In my opinion, some road blocks of the current employment landscape across majority of the industries for women include:
Lack of career breakthrough and advancement
Women face barriers in early career break-through and career advancement. These include: apprehension in applying for job opportunities in non-stereo typical disciplines; limited access to professional training / support & skills in their early career; limited access to mentoring and sponsorship; lack of career guidance or support during various phases of life of a woman like pregnancy / maternity, motherhood, menopause etc; lack of flexibility in work arrangements, and biases (sometimes unconscious bias) against working mothers, married women, women of colour, and women from minority ethical backgrounds. Women are underrepresented in higher-level positions and leadership roles, particularly in traditionally male-dominated industries.
Unbalanced representation in decision-making roles
Women are underrepresented in decision-making roles, for example across corporate boards and political leadership positions. This lack of representation can lead to policies and decisions that do not take into account women’s perspectives and needs. Whilst women are making progress / advancing in diverse professions, the personnel in leadership roles in such professions need a balanced perspective to support and encourage women in their career. This can be addressed with representation of women with appropriate power, authority & position.
This is a very sensitive, subtle and sometimes unintentional behaviour that women face today. Work-based social gathering is an example where the comfort level of women colleagues is ignored. Women in the early stages of their career can be unsure of how to address and express discomfort in certain professional scenarios.
Lack of education to all staff of such scenarios can lead to women not being able to exhibit their full competence and expertise. In some cases, women whose job role is to challenge personnel in authority can be intimidated by the person in leadership roles, though this is not limited to women alone, this can be exacerbated for women.
Overall, while progress has been made, women still face significant challenges in the workplace. Addressing these challenges requires a concerted effort from employers, policymakers, and society at large.
What steps do organisations need to take in order to address these disparities and start making tangible progress?
Many large organisations have started to put this issue at the top of the agenda, which is great. However, in my opinion, this has not percolated through all organisations of all sizes and industries.
Tone from the top
Corporates should set the right ‘tone from the top’. Board sponsorship and leadership commitment towards women in their organisations is one of the first and key steps.
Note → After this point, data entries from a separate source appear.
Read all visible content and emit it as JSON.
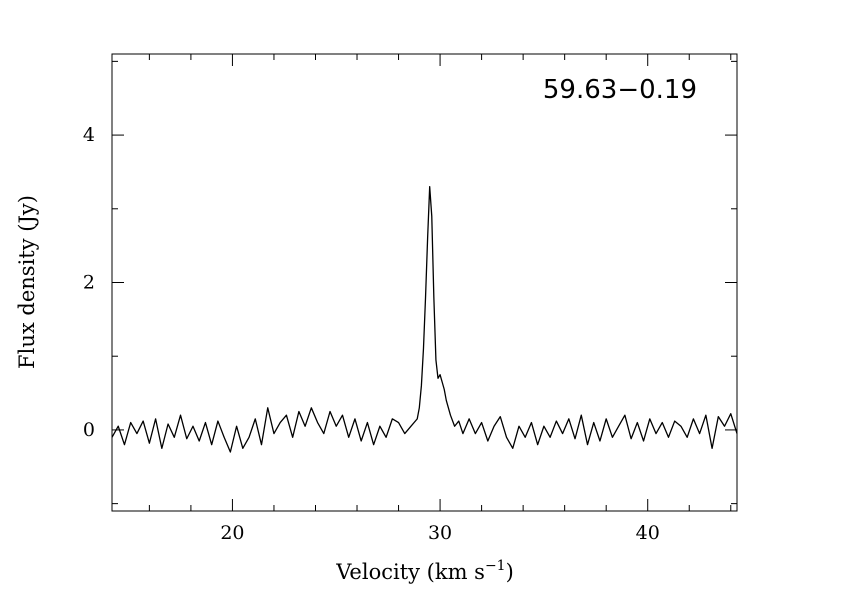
{
  "chart_data": {
    "type": "line",
    "title": "",
    "annotation": "59.63−0.19",
    "xlabel": "Velocity (km s",
    "xlabel_superscript": "−1",
    "xlabel_close": ")",
    "ylabel": "Flux density (Jy)",
    "xlim": [
      14.2,
      44.3
    ],
    "ylim": [
      -1.1,
      5.1
    ],
    "x_ticks": [
      20,
      30,
      40
    ],
    "x_tick_labels": [
      "20",
      "30",
      "40"
    ],
    "x_minor_step": 2,
    "y_ticks": [
      0,
      2,
      4
    ],
    "y_tick_labels": [
      "0",
      "2",
      "4"
    ],
    "y_minor_step": 1,
    "grid": false,
    "series": [
      {
        "x": [
          14.2,
          14.5,
          14.8,
          15.1,
          15.4,
          15.7,
          16.0,
          16.3,
          16.6,
          16.9,
          17.2,
          17.5,
          17.8,
          18.1,
          18.4,
          18.7,
          19.0,
          19.3,
          19.6,
          19.9,
          20.2,
          20.5,
          20.8,
          21.1,
          21.4,
          21.7,
          22.0,
          22.3,
          22.6,
          22.9,
          23.2,
          23.5,
          23.8,
          24.1,
          24.4,
          24.7,
          25.0,
          25.3,
          25.6,
          25.9,
          26.2,
          26.5,
          26.8,
          27.1,
          27.4,
          27.7,
          28.0,
          28.3,
          28.6,
          28.9,
          29.0,
          29.1,
          29.2,
          29.3,
          29.4,
          29.5,
          29.6,
          29.7,
          29.8,
          29.9,
          30.0,
          30.1,
          30.2,
          30.3,
          30.5,
          30.7,
          30.9,
          31.1,
          31.4,
          31.7,
          32.0,
          32.3,
          32.6,
          32.9,
          33.2,
          33.5,
          33.8,
          34.1,
          34.4,
          34.7,
          35.0,
          35.3,
          35.6,
          35.9,
          36.2,
          36.5,
          36.8,
          37.1,
          37.4,
          37.7,
          38.0,
          38.3,
          38.6,
          38.9,
          39.2,
          39.5,
          39.8,
          40.1,
          40.4,
          40.7,
          41.0,
          41.3,
          41.6,
          41.9,
          42.2,
          42.5,
          42.8,
          43.1,
          43.4,
          43.7,
          44.0,
          44.3
        ],
        "y": [
          -0.1,
          0.05,
          -0.2,
          0.1,
          -0.05,
          0.12,
          -0.18,
          0.15,
          -0.25,
          0.08,
          -0.1,
          0.2,
          -0.12,
          0.05,
          -0.15,
          0.1,
          -0.2,
          0.12,
          -0.1,
          -0.3,
          0.05,
          -0.25,
          -0.1,
          0.15,
          -0.2,
          0.3,
          -0.05,
          0.1,
          0.2,
          -0.1,
          0.25,
          0.05,
          0.3,
          0.1,
          -0.05,
          0.25,
          0.05,
          0.2,
          -0.1,
          0.15,
          -0.15,
          0.1,
          -0.2,
          0.05,
          -0.1,
          0.15,
          0.1,
          -0.05,
          0.05,
          0.15,
          0.3,
          0.6,
          1.1,
          1.8,
          2.6,
          3.3,
          2.9,
          1.8,
          0.95,
          0.7,
          0.75,
          0.65,
          0.55,
          0.4,
          0.2,
          0.05,
          0.12,
          -0.05,
          0.15,
          -0.05,
          0.1,
          -0.15,
          0.05,
          0.18,
          -0.1,
          -0.25,
          0.05,
          -0.1,
          0.1,
          -0.2,
          0.05,
          -0.1,
          0.12,
          -0.05,
          0.15,
          -0.12,
          0.2,
          -0.2,
          0.1,
          -0.15,
          0.15,
          -0.1,
          0.05,
          0.2,
          -0.12,
          0.1,
          -0.15,
          0.15,
          -0.05,
          0.1,
          -0.1,
          0.12,
          0.05,
          -0.1,
          0.15,
          -0.05,
          0.2,
          -0.25,
          0.18,
          0.05,
          0.22,
          -0.05
        ]
      }
    ]
  }
}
Some examples which I have seen have worked very well include: increasing women leaders; providing an inclusive and flexible work environment; encouraging returning women from their career break; and promoting gender diversity in recruitment and hiring etc.
Staff education and awareness
Every people leader within the organisation should be given training and support towards how and what to consider with diverse people / staff; how to be conscious of unconscious bias; how to handle special situations like maternity, menopause etc. Increasing awareness in these topics can avoid many of the problems.
Wellbeing Support Group
Such groups can offer mental and social help to colleagues, and give staff a place to reach out and obtain support for the challenges they may face. Sharing experiences with others can provide solutions to other staff members’ problems.
Sow seeds for the future
We need to reach out to our community of young girls across diverse backgrounds as they start their careers, and give them early career guidance. This can lead and encourage girls to expand their thought process and explore further opportunities with fewer inhibitions. Extending ‘mentoring and coaching’ opportunities beyond the organisation also can encourage women in various stages of their career.
By taking such steps, organisations can encourage the women leaders of tomorrow.